L’argent de la corruption vénézuélienne en Suisse
Credit Suisse abriterait des comptes d’ex-hauts responsables du pays latino-américain inculpés pour corruption par le Département américain de la justice. La Finma enquête sur le volet suisse d’un scandale évalué à un milliard
Plusieurs banques suisses auraient accueilli des fonds venant d'une affaire de détournement de fonds au Venezuela, qui n'est pas sans rappeler le scandale Petrobras au Brésil. Selon le Département américain de la justice (DoJ), les montants impliqués atteindraient jusqu'à un milliard de dollars au total, dont une partie reposerait en Suisse.
En octobre, quatre hauts responsables vénézuéliens ont été arrêtés en Espagne à la demande des autorités américaines, dont un ancien vice-ministre de l'Energie du gouvernement Chávez, Nervis Villalobos Cardenas. Ils étaient accusés d'avoir détourné les fonds de la compagnie pétrolière nationale du Venezuela (PDVSA), dont une partie, évaluée à 27 millions, aurait été blanchie en Suisse.
Cinq personnes visées
La semaine dernière, le Département américain de la justice a inculpé les quatre personnes, ajoutant un cinquième complice toujours en fuite, de blanchiment d'argent et d'association de malfaiteurs. Les cinq Vénézuéliens auraient exigé des pots-de-vin entre 2011 et 2013 à des fournisseurs contre leur aide pour obtenir des contrats avec PDVSA et la priorité dans le paiement des factures lorsque l'entreprise s'est trouvée à court de liquidités.
D'après le Tages-Anzeiger de mercredi, c'est Credit Suisse qui aurait accueilli une partie des fonds. La banque a refusé de commenter ce cas, précisant qu'elle dispose de mécanismes de contrôle interne pour lutter contre la criminalité financière.
L'Office fédéral de la justice, qui dit avoir reçu des demandes d'entraide venant des Etats-Unis, a demandé des informations à une vingtaine de banques, dont il ne donne pas les noms, et a bloqué plus de 100 millions dans deux cas de corruption liés à PDVSA depuis 2014. Des cas «qui concernent les mêmes faits mais différentes personnes», précise un porte-parole.
Similaire à l’affaire FIFA
La Suisse a remis 51 millions aux autorités américaines fin 2016 et la collaboration se poursuit. Ces deux procédures d'entraide juridique ont une «dimension proche de celle de l'affaire qui a secoué la FIFA. Il est question de la levée de la transmission de preuves d'une étendue équivalant à plusieurs centaines de classeurs fédéraux», ajoute le porte-parole.
Les accusés ne se seraient pas adressés directement à Credit Suisse.

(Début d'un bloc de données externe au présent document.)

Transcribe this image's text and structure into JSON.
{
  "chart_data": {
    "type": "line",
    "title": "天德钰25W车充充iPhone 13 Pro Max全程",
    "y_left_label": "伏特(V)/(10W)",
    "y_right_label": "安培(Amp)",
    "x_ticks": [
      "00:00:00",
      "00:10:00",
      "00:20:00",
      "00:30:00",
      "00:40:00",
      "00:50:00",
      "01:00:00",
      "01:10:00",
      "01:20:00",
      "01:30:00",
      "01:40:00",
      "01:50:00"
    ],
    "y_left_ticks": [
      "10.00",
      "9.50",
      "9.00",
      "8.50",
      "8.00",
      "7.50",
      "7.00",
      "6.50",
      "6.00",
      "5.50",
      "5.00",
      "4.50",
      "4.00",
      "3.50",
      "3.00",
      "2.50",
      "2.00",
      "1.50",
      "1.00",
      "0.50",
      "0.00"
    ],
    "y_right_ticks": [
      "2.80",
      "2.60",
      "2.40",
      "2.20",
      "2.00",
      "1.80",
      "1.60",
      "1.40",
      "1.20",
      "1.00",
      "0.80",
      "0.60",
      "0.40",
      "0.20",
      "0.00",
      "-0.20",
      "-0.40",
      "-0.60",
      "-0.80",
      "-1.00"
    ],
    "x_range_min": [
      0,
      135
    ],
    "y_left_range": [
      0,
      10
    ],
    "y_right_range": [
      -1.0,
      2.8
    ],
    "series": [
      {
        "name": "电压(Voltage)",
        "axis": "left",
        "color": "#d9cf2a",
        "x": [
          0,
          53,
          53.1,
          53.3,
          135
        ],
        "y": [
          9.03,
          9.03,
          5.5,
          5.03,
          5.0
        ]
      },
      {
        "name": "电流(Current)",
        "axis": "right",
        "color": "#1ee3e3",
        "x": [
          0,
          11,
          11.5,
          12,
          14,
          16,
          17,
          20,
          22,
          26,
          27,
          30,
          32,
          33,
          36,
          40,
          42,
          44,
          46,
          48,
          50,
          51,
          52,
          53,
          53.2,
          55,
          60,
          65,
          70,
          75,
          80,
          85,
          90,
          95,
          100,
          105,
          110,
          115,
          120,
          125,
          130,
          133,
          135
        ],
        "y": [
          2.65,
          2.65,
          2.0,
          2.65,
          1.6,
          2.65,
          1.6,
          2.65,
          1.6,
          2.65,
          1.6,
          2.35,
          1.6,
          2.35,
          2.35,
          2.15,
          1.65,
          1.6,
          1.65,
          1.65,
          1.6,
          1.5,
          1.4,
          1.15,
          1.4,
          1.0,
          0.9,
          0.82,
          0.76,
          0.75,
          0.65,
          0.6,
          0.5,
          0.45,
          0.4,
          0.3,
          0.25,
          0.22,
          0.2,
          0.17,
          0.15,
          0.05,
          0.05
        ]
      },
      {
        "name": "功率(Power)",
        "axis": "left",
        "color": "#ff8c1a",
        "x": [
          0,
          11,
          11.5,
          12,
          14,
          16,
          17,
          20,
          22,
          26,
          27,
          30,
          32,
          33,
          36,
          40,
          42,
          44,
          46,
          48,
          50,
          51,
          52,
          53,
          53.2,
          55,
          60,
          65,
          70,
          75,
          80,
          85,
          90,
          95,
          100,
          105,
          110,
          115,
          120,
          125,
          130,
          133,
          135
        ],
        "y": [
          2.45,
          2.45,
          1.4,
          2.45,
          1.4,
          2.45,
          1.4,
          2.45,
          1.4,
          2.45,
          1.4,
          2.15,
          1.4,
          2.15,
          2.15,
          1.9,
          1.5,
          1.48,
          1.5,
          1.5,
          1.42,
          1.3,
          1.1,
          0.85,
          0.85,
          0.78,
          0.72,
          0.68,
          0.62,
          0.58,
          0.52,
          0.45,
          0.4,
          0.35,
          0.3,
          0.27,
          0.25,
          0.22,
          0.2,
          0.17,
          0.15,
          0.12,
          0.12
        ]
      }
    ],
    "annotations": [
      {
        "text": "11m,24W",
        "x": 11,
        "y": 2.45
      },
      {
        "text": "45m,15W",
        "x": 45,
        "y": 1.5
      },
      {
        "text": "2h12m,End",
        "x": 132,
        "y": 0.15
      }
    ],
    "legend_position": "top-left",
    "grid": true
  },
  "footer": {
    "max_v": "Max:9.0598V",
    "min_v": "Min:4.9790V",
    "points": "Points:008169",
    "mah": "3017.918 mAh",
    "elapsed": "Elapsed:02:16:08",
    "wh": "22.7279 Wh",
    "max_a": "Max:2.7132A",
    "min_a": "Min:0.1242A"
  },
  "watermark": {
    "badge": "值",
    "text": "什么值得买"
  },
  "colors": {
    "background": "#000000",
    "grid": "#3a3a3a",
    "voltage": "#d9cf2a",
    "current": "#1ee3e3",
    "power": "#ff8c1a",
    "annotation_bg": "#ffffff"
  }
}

Ils auraient été aidés par une société de gestion identifié par le DoJ comme la «Swiss Company A». D'après un nouvel article du Tages-Anzeiger ce jeudi, il s'agirait d'Eagle Wealth Management. Contactée, la société zurichoise ne commente pas l'affaire. «En tant qu'entreprise régulée, nous nous conformons à toutes les régulations applicables en tout temps», a-t-elle précisé.
Enquête de la Finma
De son côté, la Finma, le régulateur helvétique, a ouvert une enquête sur plusieurs banques qu'elle ne nomme pas à ce stade. Elle cherche à mesurer l'implication des institutions suisses dans cette affaire et à vérifier que les mesures anti-blanchiment sont correctement appliquées. Son enquête se penchesur divers cas en Amérique du Sud.
PDVSA est la source principale de revenus pour le gouvernement vénézuélien. Hugo Chávez avait remanié sa direction en 2002 pour y installer des fidèles de son régime. Selon un rapport du parlement vénézuélien, 11 milliards de dollars auraient été détournés entre 2004 et 2014.